Her previous employers didn't offer Libbi much help for accommodation. She felt like a burden on employers, even though she could have DVR assistive technology installed at her workstation at no cost to them. They didn't want a state agency in their office, or contribute time or money to her needs.

Libbi continued to look for other jobs. She was an experienced medical biller now and knew a lot about health care. When a position opened up in HCA’s Medical Assistance Customer Service Center, she applied, and got the job. When she started her position at HCA, she was astonished at the level of accommodation she received. It was like nothing she had experienced before.

She contacted Human Resources staff to ask for a reasonable accommodation assessment. They started the process right away to get her the proper keyboard and Dragon Speak, a talk-to-type device. The wellness coordinator came to her desk for an ergonomics assessment to make sure her desk was in the best position possible given her needs. IT staff were readily available to help with any tech issues and device training. She was given time to learn how to use her new technologies, and flexibility in her schedule to allow for frequent breaks to rest her hand.
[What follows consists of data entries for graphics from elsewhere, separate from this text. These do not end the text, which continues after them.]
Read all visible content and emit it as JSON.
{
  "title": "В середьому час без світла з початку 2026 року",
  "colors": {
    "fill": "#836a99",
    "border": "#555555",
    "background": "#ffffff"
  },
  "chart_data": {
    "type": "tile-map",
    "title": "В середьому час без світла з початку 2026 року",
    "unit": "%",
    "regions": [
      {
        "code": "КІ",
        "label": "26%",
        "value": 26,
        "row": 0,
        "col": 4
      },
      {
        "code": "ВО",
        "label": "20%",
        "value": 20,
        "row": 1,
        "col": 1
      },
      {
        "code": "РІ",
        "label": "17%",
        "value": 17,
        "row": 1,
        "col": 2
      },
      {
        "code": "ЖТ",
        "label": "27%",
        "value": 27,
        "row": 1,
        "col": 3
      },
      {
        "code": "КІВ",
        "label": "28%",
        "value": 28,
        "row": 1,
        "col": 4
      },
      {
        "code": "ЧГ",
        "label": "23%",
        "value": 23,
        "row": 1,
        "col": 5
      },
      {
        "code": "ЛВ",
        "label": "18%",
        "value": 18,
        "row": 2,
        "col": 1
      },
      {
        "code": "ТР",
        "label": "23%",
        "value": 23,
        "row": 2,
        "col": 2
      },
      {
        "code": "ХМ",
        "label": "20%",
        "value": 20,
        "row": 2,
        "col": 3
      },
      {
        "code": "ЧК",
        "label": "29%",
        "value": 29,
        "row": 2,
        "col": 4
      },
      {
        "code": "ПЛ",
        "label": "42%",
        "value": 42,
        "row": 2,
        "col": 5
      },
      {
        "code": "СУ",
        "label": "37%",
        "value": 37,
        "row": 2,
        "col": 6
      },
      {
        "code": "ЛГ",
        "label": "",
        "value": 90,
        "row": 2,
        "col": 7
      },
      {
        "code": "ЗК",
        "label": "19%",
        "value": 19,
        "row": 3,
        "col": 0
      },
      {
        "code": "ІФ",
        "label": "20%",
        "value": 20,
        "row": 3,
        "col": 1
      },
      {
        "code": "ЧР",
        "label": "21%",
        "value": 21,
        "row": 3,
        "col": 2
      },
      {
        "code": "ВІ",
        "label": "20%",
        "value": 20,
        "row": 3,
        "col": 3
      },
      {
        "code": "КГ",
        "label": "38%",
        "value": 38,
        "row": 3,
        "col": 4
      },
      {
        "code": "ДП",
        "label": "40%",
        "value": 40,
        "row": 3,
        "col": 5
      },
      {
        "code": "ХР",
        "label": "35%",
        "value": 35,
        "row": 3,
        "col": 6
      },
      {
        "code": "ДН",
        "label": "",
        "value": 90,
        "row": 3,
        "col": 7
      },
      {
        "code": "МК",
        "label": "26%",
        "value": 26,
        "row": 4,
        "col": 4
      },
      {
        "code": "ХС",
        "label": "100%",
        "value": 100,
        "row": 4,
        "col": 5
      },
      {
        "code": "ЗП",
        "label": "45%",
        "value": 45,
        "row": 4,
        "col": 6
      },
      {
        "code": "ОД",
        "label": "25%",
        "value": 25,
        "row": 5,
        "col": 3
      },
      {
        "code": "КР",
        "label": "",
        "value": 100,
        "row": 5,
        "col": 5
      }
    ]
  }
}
“I feel like everyone here just wanted me to succeed. No matter what they had to do, they would find a way,” said Watson. “Having the section manager stop by my desk to ask personally if I needed anything meant a lot to me.”

The ongoing support has made a big impact on Libbi's life and happiness. Because of the availability of assistive technology, she is able to work at a job where she can make a living wage and have health insurance, so she can provide a good life for her and her son.

She's extremely grateful for the technology advancements that have made it possible for her to work. In the not so far away past, when assistive technology wasn't so readily available, she thinks she would have had a hard time finding a job at all. She would have had to live off social security.

Libbi is glad she had the experience at other employers, though. Without encountering those barriers, she wouldn't have had the motivation to look for better opportunities elsewhere and found her job at HCA.

HCA has an active diversity program and welcomes the talents of all people, including those with disabilities. It’s a critical part of building the culture of an inclusive workplace. For all employees, HCA has sit-stand adjustable desks at every workstation, offers flexible schedules, a fitness room, and wellness activities to keep employees happy and healthy.

“This agency should be really proud of the accommodations it provides to employees with disabilities," said Libbi. "To have these things available not just to me, but to everyone, is amazing. This is the best place ever.”